The school has a number of unusual rules, including silence in the corridor and it has a strict "no excuses" policy where pupils are given detention for coming to school one minute late.

They are also penalised for not completing homework or if the work is scruffy, for not having the correct stationery , or for tutting, rolling eyes, or "persistently turning around in class".

Its policy is based on "tough love", and the school rules state: "We expect every pupil to move swiftly and in single file lines between lessons, so that children are hardly ever late to lessons. We expect every pupil to greet teachers and guests with eye contact and a polite, cheerful, ‘morning, sir!’ ‘afternoon, miss!’
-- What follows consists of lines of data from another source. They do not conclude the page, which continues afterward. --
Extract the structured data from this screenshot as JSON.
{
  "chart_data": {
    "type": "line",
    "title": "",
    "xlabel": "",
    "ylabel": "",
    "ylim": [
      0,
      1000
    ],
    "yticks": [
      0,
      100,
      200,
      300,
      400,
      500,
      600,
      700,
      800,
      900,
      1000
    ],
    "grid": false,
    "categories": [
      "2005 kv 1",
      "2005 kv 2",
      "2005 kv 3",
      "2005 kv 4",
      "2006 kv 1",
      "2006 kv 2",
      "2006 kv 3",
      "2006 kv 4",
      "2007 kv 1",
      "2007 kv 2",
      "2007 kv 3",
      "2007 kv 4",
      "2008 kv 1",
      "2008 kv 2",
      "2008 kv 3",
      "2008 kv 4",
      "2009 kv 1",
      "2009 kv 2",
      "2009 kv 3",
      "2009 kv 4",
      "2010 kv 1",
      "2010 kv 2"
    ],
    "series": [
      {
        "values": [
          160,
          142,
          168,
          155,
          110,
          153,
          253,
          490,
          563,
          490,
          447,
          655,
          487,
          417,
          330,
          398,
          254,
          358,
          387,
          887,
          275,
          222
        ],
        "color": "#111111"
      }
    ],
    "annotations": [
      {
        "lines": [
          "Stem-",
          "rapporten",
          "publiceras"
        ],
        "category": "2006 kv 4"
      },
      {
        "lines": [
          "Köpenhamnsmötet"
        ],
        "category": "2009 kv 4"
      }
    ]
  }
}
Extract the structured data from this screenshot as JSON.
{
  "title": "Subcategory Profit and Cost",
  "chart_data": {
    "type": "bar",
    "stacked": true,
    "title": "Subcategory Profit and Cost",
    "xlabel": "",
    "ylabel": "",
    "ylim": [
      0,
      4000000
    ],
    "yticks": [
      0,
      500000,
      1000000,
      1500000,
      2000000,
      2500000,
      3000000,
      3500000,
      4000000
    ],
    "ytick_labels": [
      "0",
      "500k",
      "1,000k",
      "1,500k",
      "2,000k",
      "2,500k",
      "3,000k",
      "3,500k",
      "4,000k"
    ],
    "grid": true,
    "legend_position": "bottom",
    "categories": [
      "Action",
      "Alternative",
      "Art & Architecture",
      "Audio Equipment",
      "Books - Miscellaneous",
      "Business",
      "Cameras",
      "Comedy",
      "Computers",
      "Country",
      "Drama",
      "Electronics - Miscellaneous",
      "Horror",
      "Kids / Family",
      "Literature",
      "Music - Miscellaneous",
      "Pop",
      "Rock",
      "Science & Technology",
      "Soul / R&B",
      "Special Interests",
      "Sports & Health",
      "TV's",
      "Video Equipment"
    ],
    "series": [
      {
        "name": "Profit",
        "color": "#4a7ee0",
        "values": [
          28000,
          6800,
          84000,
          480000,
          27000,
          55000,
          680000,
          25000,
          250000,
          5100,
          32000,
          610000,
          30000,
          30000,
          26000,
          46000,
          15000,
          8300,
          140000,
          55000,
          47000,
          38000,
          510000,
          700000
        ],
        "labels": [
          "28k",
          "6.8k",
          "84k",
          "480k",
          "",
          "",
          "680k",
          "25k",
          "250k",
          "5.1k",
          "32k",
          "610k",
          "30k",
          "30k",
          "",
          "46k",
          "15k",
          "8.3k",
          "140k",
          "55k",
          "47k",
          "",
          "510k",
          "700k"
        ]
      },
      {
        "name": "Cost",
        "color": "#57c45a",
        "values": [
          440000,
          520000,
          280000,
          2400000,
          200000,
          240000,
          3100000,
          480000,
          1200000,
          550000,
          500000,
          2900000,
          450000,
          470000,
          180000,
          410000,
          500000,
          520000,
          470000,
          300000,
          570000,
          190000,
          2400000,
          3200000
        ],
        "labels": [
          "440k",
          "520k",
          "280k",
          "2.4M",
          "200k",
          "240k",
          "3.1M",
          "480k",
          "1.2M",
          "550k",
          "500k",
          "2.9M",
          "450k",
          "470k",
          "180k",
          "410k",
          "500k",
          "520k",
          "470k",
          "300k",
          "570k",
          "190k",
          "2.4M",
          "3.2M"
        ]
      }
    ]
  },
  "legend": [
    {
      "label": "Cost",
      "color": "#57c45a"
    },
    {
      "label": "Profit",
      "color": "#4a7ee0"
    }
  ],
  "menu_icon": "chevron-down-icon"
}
"If a school is too permissive, allowing too many exceptions, it risks creating helplessness, selfishness or dependence in its pupils rather than responsibility, consideration and agency. If a school reduces its standards for poorer pupils because of their poverty or difficult home life, it does them a disservice; frankly, it doesn’t believe in them enough. "

Strict rules and good discipline instill good character. Children do not get away with behaving badly. Whereas American schools, under the aegis of the Obama Education Department, are required to keep disruptive children in class, these private schools do not have a problem with misbehaving students. They teach good order and discipline and create conditions where children can learn. 

Since we know what works, there is no excuse for those people, like New York’s mayor and his Schools Chancellor to keep doubling down on failure… and punishing New York children. 

1 comment:

Sam L. said...

I wonder what the NYT has to say about these results; that is, if they covered this story at all. I suspect the NYT won't diss the mayor or the public schools' superintendent/chancellor.